İnsan hakları küreselleşmesi günümüze kadar üç aşamada gerçekleşmiştir: Birincisi insan hakları düşüncesinin etnik bir değer olarak tüm dünyada yükselmesidir. Bu aşama, 1789’dan 1945’e kadar sürer. İkincisi, 1945’te başlayıp 1990’lara kadar süren, insan haklarının hukuksal olarak, küreselleşme aşamasıdır. Nüremberg Mahkemeleri’nde Nazi savaş suçlularının yargılanması gibi bir örnek dışında insan hakları ihlalleri uluslar arası hukuk alanında yaptırım konusu olmamıştır. 1990’lardan itibaren ise insan hakları alanında yönetsel küreselleşme sürecinin başladığı görülmektedir. Bu süreç, dünyadaki güç ilişkilerinin değişimine bağlı olarak görülmektedir. İnsan hakları kavramı, ABD eksenli yenidünya düzeni kurma arayışında siyasallaştırılmıştır. Küresel ilişkilerin hızla geliştiği günümüzde, insan hakları alanında uluslar arası ya da ulus üstü kurumların yetersizliğinin kaygı verici bir durum oluşturduğu görülmektedir. İnsan haklarının güvence altına alınması, belli bir devlete ya da belli bir uygarlığın temsilcilerine bırakılamayacak derecede önemlidir. İnsan halkları alanındaki kurumsal yönetişim boşluğunun giderilmesi ve daha insancıl bir dünyanın oluşturulması kaçınılmazdır. Son yıllarda konuyla ilgili önemli bir entellektüel ve bilimsel çaba söz konusudur ( Özyurt, 2004: 65 ) .

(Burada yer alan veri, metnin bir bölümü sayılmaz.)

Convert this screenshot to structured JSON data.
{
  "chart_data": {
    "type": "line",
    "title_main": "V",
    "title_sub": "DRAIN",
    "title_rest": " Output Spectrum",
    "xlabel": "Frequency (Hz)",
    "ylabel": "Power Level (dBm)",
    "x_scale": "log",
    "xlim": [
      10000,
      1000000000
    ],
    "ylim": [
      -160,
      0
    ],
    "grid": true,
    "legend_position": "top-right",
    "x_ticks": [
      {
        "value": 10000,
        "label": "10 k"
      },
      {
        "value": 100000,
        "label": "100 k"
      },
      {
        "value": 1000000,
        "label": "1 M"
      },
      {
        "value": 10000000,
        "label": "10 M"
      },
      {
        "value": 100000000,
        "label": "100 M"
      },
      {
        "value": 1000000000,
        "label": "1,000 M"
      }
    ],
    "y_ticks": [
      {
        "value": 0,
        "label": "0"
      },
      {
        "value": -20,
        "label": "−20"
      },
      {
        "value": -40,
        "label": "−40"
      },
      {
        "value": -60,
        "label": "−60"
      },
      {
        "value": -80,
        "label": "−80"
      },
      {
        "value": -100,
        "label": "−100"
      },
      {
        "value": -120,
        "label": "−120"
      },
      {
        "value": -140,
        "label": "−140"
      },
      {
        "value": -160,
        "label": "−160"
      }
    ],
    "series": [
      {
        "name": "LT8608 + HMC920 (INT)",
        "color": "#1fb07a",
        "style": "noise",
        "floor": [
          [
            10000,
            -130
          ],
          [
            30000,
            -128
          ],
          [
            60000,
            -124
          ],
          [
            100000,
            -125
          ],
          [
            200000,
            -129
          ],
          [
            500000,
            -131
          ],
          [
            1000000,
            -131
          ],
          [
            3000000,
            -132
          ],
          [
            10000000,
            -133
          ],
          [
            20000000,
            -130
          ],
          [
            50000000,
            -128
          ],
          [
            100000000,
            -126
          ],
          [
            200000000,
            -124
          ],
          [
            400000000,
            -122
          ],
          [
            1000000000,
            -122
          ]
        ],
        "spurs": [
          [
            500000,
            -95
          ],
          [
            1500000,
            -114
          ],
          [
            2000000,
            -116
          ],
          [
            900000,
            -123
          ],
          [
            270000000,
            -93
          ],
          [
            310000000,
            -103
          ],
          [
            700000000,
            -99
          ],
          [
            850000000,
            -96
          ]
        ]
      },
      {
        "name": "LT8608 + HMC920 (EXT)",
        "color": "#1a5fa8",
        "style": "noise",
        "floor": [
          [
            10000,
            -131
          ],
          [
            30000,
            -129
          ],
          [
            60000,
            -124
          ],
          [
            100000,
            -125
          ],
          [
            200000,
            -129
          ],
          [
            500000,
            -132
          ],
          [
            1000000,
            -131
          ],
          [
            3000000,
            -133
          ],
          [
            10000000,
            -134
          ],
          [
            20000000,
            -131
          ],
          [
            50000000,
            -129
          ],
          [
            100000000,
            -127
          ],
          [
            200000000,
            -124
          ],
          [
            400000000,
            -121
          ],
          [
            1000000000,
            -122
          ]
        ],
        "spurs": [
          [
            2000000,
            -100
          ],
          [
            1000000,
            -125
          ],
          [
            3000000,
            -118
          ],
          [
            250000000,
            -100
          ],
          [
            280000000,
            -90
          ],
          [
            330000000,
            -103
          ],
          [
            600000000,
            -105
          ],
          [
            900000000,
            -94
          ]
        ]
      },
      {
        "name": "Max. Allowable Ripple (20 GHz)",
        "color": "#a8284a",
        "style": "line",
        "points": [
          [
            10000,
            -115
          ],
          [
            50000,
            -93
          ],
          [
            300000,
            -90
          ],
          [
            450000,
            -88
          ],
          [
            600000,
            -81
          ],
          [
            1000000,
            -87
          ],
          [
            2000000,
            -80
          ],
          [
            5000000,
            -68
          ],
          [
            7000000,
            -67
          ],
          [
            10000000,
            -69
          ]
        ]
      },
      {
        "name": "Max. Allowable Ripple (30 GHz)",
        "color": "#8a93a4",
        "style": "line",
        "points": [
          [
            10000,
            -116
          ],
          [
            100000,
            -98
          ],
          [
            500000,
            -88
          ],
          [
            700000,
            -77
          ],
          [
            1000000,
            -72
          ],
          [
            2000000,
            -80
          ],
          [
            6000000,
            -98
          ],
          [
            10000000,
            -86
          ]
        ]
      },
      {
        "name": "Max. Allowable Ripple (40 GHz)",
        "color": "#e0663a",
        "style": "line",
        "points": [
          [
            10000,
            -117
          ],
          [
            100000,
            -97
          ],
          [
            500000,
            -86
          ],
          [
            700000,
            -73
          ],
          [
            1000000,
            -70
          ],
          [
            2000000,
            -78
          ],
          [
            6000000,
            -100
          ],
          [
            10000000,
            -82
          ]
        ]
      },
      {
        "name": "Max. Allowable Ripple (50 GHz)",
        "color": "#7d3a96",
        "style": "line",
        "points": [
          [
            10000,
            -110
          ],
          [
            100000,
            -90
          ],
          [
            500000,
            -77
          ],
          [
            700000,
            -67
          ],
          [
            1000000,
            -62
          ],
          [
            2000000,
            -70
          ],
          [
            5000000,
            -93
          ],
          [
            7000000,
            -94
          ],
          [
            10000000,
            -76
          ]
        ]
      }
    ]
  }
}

1990’lı yıllardan itibaren insan hakları, insani müdahale, insani gelişme gibi kavramlar dünya gündeminde önemli yer edinmiş ve uluslar arası ilişkilerin temel belirleyicileri olmuştur. Bu süreçte insan hakları açısından üç önemli değişim meydana gelmiştir. Birincisi, doğu bloku yıkılmış ve burada yaşayan insanlar mülkiyet, düşünce ve serbest dolaşım hakkı gibi medeni ve siyasi haklar ve neo-liberal iktisat anlayışı yayılarak basit ideoloji haline gelmiş ve ikincisi, bunun sonucunda devletlerin medeni ve siyasi haklara verdiği önem artmıştır. Üçüncüsü iletişim teknolojisindeki gelişmeler ve yayın politikasındaki değişiklikler neticesinde dünyanın önemli bir bölümünde haberleşme ve bilgi edinme özgürlüğünün alanı genişlemiştir. İnsan haklarının küresel gündemin merkezinde olduğu bir süreçte dünyadaki yoksul insanların sayı ve oranının, beslenme ve sağlık hizmetlerinin yetersizliğinden kaynaklanan çocuk ölümlerinin,

insanlığı tehdit eden modern silah sanayine yapılan yatırımların, çevre kirliliğinin, savaşların ve sürgünlerin azalmaması diğer uluslar için yıllardır insan hakları ve insani gelişme bildirileri sunan ve insan hakları ihlali çeteleleri tutan devletlerin ulusal güvenlikleri söz konusu olduğunda yüzyılların insan hakları kazanımlarını tereddüt etmeden bir kenara atmaları II. Dünya savaşından elli beş yıl sonra tekrar küresel olağanüstü duruma dönülmesi, insan hakları söylemlerinden şüphe edilmesine neden olmaktadır ( Özyurt, 2004: 66 ) .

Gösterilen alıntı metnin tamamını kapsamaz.